If a typical class 2 transformer is rated at 40 va.what is its true power rating(purely resistive load)and how is it calculated? Thx
If the load is purely resistive then the power factor is 1. This is because the true power is equal to the apparent power. The reason the true power is not always the same as the apparent power is because the load may be either capacitive or inductive. This causes the phase of the current waveform to be either leading or lagging compared to the voltage waveform. Power is still the voltage times the current but since they are out of sync if you slice up the waveform into small segments and do the calculation for each slice and the average them all together the real power is less then the apparent power. The apparent power is the the product of the rms voltage and the rms current. The answer to your question is that the true power rating is the same as the apparent power rating. It is not calculated because by definition if the load is purely resistive the true power rating is the same as the apparent power rating. I hope this helps.
For resistive loads, 40VA can be taken as 40 watts.
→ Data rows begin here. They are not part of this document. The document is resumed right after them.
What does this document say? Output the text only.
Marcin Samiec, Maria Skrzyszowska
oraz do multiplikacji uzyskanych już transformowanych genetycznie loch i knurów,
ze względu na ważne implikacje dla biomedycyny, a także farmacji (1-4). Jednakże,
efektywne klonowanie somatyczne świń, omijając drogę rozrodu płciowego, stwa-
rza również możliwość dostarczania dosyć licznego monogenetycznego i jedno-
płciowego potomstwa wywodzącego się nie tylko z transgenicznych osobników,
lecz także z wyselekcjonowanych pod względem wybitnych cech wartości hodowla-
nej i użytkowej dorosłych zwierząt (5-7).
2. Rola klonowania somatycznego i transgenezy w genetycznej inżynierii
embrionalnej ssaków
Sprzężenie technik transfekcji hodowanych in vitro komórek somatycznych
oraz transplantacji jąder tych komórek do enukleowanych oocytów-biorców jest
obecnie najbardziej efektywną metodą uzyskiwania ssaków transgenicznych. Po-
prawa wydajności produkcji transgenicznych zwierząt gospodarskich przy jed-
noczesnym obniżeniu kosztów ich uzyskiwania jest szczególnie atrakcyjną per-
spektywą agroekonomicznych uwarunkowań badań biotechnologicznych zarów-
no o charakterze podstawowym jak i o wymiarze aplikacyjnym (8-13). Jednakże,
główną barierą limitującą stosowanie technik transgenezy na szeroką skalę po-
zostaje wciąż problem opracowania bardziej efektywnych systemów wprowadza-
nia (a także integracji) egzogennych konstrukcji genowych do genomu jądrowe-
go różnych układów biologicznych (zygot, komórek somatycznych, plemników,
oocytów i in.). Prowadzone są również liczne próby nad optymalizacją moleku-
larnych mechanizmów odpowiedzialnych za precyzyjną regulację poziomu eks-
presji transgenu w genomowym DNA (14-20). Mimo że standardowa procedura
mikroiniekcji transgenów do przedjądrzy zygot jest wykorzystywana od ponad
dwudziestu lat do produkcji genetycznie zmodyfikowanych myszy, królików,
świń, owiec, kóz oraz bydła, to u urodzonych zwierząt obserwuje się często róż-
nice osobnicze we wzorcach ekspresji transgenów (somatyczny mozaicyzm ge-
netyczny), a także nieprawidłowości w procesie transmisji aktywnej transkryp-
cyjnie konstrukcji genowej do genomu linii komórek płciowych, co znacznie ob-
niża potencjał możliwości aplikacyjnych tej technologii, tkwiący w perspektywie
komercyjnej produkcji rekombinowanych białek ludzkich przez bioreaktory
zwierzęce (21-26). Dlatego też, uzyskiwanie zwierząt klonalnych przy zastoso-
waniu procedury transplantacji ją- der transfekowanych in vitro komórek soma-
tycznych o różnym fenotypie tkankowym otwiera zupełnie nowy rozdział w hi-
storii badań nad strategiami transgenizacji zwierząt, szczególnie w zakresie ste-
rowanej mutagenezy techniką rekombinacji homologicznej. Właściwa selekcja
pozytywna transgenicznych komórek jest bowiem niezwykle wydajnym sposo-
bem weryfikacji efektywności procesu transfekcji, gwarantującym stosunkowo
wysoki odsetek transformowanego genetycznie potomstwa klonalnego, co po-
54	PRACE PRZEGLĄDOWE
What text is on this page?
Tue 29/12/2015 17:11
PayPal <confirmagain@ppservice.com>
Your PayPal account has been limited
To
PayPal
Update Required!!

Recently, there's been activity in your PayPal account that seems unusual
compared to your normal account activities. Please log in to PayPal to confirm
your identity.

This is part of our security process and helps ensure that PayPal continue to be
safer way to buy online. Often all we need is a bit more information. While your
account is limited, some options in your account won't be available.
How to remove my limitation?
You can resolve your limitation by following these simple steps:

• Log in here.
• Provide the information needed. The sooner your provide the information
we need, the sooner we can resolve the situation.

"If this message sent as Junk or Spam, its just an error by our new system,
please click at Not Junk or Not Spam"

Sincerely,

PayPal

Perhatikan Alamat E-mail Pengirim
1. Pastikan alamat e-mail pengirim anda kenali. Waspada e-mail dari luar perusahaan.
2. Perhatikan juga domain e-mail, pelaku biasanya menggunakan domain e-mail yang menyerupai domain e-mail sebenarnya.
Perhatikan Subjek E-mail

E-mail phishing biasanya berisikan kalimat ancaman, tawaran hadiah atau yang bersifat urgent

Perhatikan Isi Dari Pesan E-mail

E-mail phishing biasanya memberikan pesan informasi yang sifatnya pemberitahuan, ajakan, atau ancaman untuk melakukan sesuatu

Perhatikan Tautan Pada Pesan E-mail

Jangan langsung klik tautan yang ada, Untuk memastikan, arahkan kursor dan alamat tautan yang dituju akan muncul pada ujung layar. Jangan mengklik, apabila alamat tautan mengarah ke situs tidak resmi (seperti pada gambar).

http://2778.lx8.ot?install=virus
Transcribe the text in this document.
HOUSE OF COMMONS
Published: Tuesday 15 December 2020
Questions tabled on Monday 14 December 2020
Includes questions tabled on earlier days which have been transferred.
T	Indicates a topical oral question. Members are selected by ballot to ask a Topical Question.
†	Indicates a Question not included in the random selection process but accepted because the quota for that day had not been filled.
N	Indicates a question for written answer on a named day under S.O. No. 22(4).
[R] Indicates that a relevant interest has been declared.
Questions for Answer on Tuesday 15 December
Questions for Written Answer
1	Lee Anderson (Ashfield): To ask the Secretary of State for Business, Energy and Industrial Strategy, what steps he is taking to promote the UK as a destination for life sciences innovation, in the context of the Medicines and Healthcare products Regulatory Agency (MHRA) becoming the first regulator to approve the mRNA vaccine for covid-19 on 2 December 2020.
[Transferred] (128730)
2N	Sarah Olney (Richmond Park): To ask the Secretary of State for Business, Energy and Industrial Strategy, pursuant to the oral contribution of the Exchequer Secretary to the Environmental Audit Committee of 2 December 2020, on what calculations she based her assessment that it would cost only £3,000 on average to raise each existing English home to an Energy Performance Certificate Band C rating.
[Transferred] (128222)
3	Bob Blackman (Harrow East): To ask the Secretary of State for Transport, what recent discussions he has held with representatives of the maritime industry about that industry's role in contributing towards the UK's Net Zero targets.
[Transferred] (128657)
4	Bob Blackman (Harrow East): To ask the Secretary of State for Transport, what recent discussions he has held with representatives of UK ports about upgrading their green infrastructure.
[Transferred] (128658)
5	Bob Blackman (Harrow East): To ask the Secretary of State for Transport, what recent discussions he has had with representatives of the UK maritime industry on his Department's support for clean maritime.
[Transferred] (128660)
Lots of people don't understand this rating, but it is not that difficult. The power rating of a transformer is limited by the losses in the transformer; these are core losses and wire losses. Core losses are a function of voltage and more or less fixed. Wire losses are I^2 R where I is the RMS current. Obviously, these are a function of the current squared. Now the bad news is that the VA rating of the transformer is not the same as the power rating except when the current is purely sinusoidal. This means that in case where there are rectifiers, the RMS current will be much greater than the average current, so the output power will be much less that the VA rating.